Ashton Vaughan AV

4 min readSUBDOMAIN-TAKEOVER · RECON · DNS

Dangling CNAMEs at scale: certificate transparency plus diffing as a takeover engine

How a forgotten CNAME becomes a claimable subdomain, and how to find them across a wide asset list using CT logs and resolver diffing instead of luck.

CT logs ISSUED CERTS asset list KNOWN HOSTS CNAME diff RESOLVE + DIFF dangling CNAME UNCLAIMED SAAS 1 OF N attacker CLAIMS IT controls THE SUBDOMAIN CLAIM
Discovery at scale via CT logs and CNAME diffing, then the claim

The lifecycle that produces these is mundane. A team spins up a marketing page on a hosted platform, points promo.example.com at it with a CNAME, runs the campaign, and tears down the platform account. The CNAME stays. Now the name resolves to a provider that has no idea who you are, and on many providers the next person to register that hostname becomes who you are, for that subdomain.

What “dangling” actually means

A takeover-able record has three properties at once: the name still resolves, the target it resolves to is unclaimed on the provider, and the provider’s onboarding lets you claim arbitrary hostnames without proving you own the DNS. The fingerprint is usually a provider-specific error served over the bare hostname:

plaintext
$ dig +short promo.example.com
promo-campaigns.hosted-platform.net.

$ curl -s https://promo.example.com/
There isn't a site here yet. Claim this address to get started.

That error string is the tell. It says the DNS points somewhere real, but the slot at the other end is empty and offered to whoever asks. Not every dangling record is claimable, which is the part scanners get wrong: a CNAME to a provider that requires DNS-validated domain verification before serving content is dangling but not takeover-able, because you cannot pass their verification for a name you don’t control.

Scaling discovery with certificate transparency

You cannot brute a wordlist and call it coverage. The asset list has to be wide and real, and the cheapest source of real hostnames is certificate transparency. Every TLS certificate a public CA issues is logged, and those logs are queryable. Pulling all certificates ever issued for a registrable domain yields the historical set of hostnames the organisation actually used, including the short-lived campaign and staging names most likely to be abandoned.
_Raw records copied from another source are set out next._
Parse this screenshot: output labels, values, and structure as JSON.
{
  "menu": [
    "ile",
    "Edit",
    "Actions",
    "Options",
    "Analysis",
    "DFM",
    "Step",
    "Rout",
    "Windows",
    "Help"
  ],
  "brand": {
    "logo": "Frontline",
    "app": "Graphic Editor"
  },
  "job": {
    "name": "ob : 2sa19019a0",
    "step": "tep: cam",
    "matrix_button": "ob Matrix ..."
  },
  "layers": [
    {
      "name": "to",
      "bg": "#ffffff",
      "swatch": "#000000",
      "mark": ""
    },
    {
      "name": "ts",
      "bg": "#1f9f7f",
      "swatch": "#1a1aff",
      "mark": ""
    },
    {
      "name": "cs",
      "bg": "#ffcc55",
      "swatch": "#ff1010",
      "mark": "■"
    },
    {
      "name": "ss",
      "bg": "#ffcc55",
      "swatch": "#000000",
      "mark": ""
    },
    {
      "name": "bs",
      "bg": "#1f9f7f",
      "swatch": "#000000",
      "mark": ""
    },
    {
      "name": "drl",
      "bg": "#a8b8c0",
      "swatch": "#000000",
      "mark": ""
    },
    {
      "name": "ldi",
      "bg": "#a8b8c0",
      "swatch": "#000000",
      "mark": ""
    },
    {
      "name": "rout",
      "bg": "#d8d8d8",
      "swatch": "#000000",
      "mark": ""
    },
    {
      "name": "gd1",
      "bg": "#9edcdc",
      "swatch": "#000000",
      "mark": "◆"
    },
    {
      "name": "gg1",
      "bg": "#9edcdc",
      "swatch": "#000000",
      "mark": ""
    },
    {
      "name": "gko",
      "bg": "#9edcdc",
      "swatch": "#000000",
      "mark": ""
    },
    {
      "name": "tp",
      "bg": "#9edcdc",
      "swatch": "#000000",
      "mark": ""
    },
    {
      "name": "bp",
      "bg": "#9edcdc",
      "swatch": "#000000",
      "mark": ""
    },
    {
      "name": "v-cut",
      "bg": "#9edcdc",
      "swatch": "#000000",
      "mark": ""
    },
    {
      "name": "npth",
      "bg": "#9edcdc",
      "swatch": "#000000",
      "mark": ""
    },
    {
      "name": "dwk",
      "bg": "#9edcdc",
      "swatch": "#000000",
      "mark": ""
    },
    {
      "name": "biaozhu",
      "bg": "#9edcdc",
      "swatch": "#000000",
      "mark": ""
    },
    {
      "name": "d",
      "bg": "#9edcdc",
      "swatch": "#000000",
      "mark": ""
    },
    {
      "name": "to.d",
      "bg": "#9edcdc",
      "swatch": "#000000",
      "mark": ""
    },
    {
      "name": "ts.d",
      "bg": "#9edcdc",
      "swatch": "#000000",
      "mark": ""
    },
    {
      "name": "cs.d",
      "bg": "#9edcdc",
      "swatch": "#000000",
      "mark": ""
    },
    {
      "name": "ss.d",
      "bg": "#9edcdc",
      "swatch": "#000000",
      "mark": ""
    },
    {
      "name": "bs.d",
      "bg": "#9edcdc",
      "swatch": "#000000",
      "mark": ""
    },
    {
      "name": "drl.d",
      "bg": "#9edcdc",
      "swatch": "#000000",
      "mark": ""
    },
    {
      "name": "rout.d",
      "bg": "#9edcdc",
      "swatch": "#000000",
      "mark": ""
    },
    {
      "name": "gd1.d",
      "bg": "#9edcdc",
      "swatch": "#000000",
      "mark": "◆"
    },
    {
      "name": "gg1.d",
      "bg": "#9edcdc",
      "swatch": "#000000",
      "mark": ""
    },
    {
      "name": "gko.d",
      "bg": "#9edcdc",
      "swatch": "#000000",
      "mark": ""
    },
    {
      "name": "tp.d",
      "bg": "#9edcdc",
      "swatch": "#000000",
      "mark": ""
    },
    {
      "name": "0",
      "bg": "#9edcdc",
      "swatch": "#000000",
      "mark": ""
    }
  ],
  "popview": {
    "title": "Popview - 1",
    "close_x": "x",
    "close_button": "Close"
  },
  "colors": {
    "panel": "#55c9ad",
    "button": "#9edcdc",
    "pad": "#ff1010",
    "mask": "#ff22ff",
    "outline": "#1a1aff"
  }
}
The pipeline I run is boring on purpose:

  1. Enumerate all *.example.com names from CT logs. This is the seed list, biased toward names that once had a certificate, which is most of the interesting ones.
  2. Resolve each name and keep only those that CNAME to a third party. A CNAME to your own infrastructure is not a takeover.
  3. Diff the resolution and the response against a fingerprint set: which provider, and does the bare hostname return that provider’s “unclaimed” error.
  4. Diff over time. Re-resolving the list on a schedule surfaces records that change from healthy to dangling. A name that resolved to live content last week and to a claim-me error today is a fresh takeover, often the same day the account was torn down.

The over-time diff is what turns this from a one-shot scan into an engine. New dangling records appear constantly as teams decommission services; catching the transition is far higher yield than re-scanning a static list and hoping something rotted.

plaintext
# stage 2 to 3, conceptually
for host in $(cat ct-names.txt); do
  cname=$(dig +short CNAME "$host")
  [ -z "$cname" ] && continue
  body=$(curl -s --max-time 8 "https://$host/")
  match_fingerprint "$cname" "$body" && echo "CANDIDATE $host -> $cname"
done

Confirming without crossing a line

Confirmation is a discipline question, not a technical one. I claim the slot on the provider, serve a single static file containing a random marker at a path nobody else would hit, and screenshot the marker being served over the target hostname. That proves control. Then I take it down. I never host content that impersonates the organisation, never collect traffic that lands on the name, and never wire it into an OAuth flow or set a cookie. The takeover is demonstrated by the fact that I could put a marker there; the value of the bug lives in what the parent domain trusts, and you describe that, you don’t exploit it.

That parent trust is the real impact story. A subdomain under a domain with a wildcard cookie can read and set the session cookie. A subdomain that sits inside an OAuth redirect_uri allowlist or a *.example.com CSP entry becomes a launch point for token theft or script execution against the primary. The takeover is cheap; the reason it matters is everything the organisation already decided to trust about its own namespace.